Prepare a list called outResults made up of the following elements:
* data the dataset used
* nw the number of variable combinations analysed (default assumes sum(choose(n1, 1:n1)), for n1=#variables)
* mm name of the method used
* tols set of t tolerance levels (t≤3)
* outList a multi-level list with t x nw x 3 elements. Each of the t lists is a list of nw lists Each of the nw lists is a list of three: names of variables in the combination, indices of cases identified as potential outliers, outlier distances for every case.

outResults can then be input to the function O3plotT to draw the corresponding O3 plot.

(Note that if your method does not work for one dimension, like, for instance, FastPCS, you should add a univariate approach. OutliersO3 uses boxplot limits in that situation.)

Using one of more new methods and adding their results to results for methods in OutliersO3.

Prepare a list called outResults made up of the following elements:
* data the dataset used
* nw the number of variable combinations analysed (default assumes sum(choose(n1, 1:n1)), for n1=#variables)
* mm names of the m methods used
* tols set of individual tolerance levels, one for each method
* outList a multi-level list with m x nw x 3 elements. Each of the m = length(mm) lists is a list of nw lists Each of the nw lists is a list of three: names of variables in the combination, indices of cases identified as potential outliers, outlier distances for every case.

If these results are to be added to results found by the function O3prep in the OutliersO3 package, then the two outList lists can be combined using rlist::list.append.
e.g., if the lists are called outList1 and outList2 and outList2 has only two elements:

outList <- rlist::list.append(outList1, outList2[[1]], outList2[[2]])

outResults is constructed as above and input to the function O3plotM to draw an O3 plot.
NB outList1 and outList2 have to use the same dataset and the same nw combinations.

Tips for constructing an outResults list.

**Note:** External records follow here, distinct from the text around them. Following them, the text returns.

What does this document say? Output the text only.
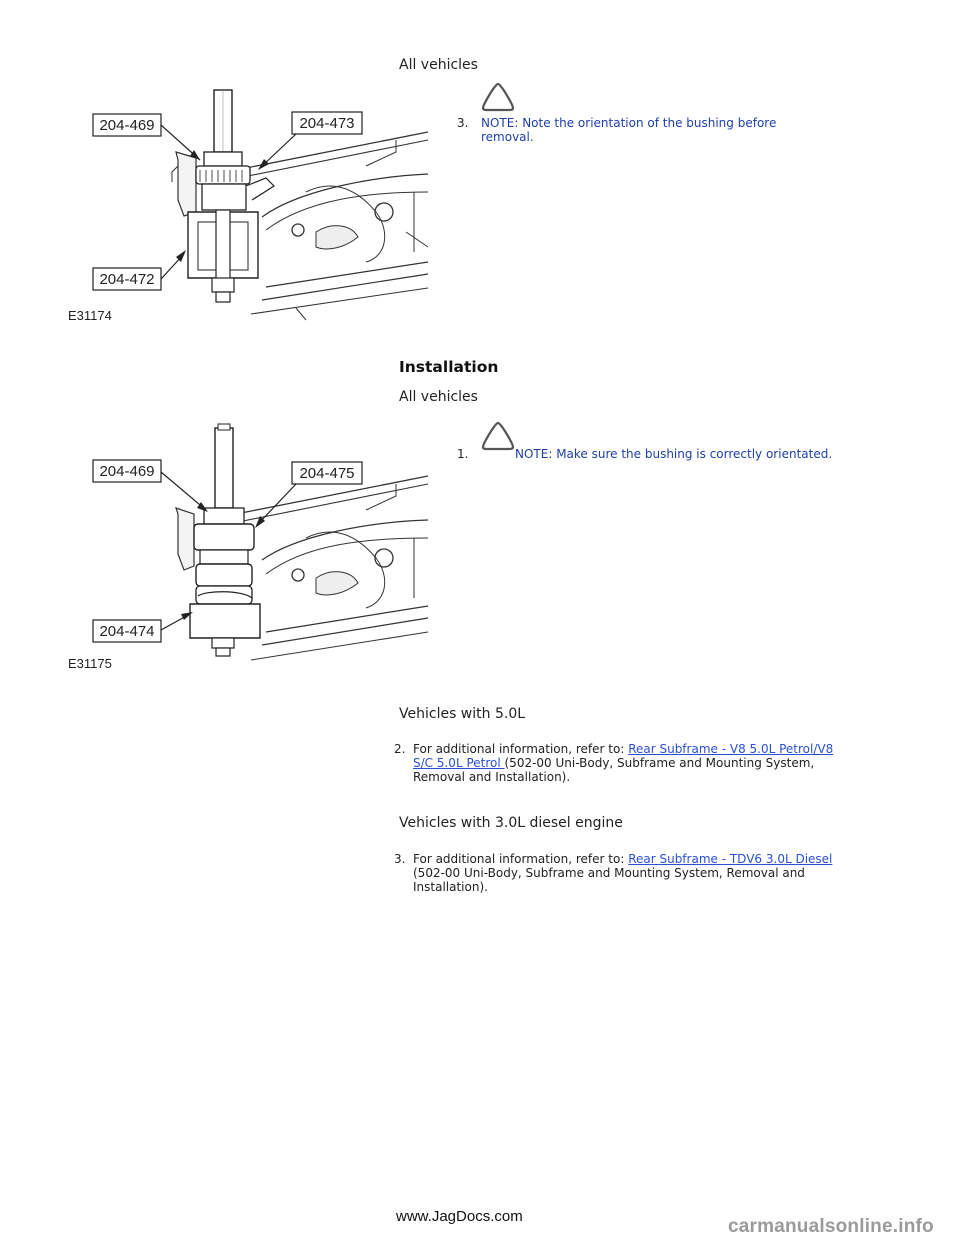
All vehicles
204-469	204-473
204-472
E31174
3. NOTE: Note the orientation of the bushing before
removal.
Installation
All vehicles
204-469	204-475
204-474
E31175
1.	NOTE: Make sure the bushing is correctly orientated.
Vehicles with 5.0L
2. For additional information, refer to: Rear Subframe - V8 5.0L Petrol/V8
S/C 5.0L Petrol (502-00 Uni-Body, Subframe and Mounting System,
Removal and Installation).
Vehicles with 3.0L diesel engine
3. For additional information, refer to: Rear Subframe - TDV6 3.0L Diesel
(502-00 Uni-Body, Subframe and Mounting System, Removal and
Installation).
www.JagDocs.com	carmanualsonline.info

There are two issues: each outlier method has its own structure, parameters, and output, and outliers need to be identified for many different combinations of variables. The O3a function in the OutliersO3 package shows how to run through the variable combinations and includes code for six different methods. It is likely that you can use ideas from one of more of these to determine how your method could be coded.
The appropriate mapply R function used in the O3prep function can then be employed to produce the outList list element of an outResults list to be used as input for an O3plot function.